Por eso Maduro teme. Por eso encarcela. Por eso persigue. Por eso destierra. Por eso inventa una nueva negociación. No puede ganar, no puede convencer, no puede competir. Sólo puede engañar.

Pero esta vez no pasará. Los venezolanos están alertas. No habrá más farsas. No más simulaciones. No más traiciones disfrazadas de diálogo. La única negociación válida es la que respete al pueblo, que incluya a sus verdaderos voceros y que parta de la verdad de los resultados del 28 de julio de 2024. La que no excluya a María Corina, ni margine a Edmundo, ni humille a la Plataforma Unitaria Democrática.

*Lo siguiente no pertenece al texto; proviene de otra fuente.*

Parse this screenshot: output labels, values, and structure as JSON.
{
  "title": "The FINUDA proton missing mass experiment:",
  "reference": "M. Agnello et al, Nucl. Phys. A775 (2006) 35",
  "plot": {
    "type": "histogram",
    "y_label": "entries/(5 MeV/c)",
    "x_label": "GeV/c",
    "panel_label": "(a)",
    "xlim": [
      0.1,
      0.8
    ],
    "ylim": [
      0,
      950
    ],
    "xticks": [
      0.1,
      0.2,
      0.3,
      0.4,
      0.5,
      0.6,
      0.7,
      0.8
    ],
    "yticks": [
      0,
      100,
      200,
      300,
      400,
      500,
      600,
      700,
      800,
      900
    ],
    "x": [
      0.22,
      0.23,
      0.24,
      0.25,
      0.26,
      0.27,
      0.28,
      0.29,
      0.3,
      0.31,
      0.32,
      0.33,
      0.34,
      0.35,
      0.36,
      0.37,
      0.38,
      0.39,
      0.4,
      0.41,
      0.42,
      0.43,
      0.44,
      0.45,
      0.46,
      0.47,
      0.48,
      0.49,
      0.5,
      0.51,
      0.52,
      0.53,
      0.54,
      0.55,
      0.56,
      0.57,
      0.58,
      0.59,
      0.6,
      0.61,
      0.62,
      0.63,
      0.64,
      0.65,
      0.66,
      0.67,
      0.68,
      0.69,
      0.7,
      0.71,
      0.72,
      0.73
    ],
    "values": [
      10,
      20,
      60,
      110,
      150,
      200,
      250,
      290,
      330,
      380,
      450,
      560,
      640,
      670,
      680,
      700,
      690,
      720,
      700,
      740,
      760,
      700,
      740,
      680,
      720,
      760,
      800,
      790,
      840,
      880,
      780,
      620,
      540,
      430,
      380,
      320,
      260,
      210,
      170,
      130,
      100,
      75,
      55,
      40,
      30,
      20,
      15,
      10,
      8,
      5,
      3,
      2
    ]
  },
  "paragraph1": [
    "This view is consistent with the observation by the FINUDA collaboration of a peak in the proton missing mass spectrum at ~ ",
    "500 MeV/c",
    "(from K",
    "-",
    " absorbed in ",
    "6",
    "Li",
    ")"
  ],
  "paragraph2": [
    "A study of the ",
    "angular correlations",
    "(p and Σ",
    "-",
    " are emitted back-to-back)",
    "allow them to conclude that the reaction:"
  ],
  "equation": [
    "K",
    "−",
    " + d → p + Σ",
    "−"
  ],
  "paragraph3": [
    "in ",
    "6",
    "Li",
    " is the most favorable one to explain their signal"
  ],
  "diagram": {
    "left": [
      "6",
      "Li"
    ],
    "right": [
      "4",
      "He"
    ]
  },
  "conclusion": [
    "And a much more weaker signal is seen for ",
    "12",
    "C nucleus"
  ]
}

Cualquier intento de diálogo que ignore esa legitimidad es una estafa. Cualquier mesa montada con alacranes es una burla. Cualquier firma sin justicia es otro pacto de impunidad.

La comunidad internacional no puede dejarse encantar por esa música. Debe cerrar los oídos a la flauta de Maduro. Debe abrir los ojos a la realidad. No puede bendecir otra trampa. No puede legitimar una mentira. Tiene el deber de respaldar la unidad legitima. Debe exigir condiciones reales. Debe rechazar a los impostores.

El flautista de Hamelín criollo toca. Pero ya no hipnotiza. Ya no arrastra. Ya no divide. El pueblo está despierto. El pueblo eligió. El pueblo no lo seguirá.

La opinión emitida en este espacio refleja únicamente la de su autor y no compromete la línea editorial de La Gran Aldea.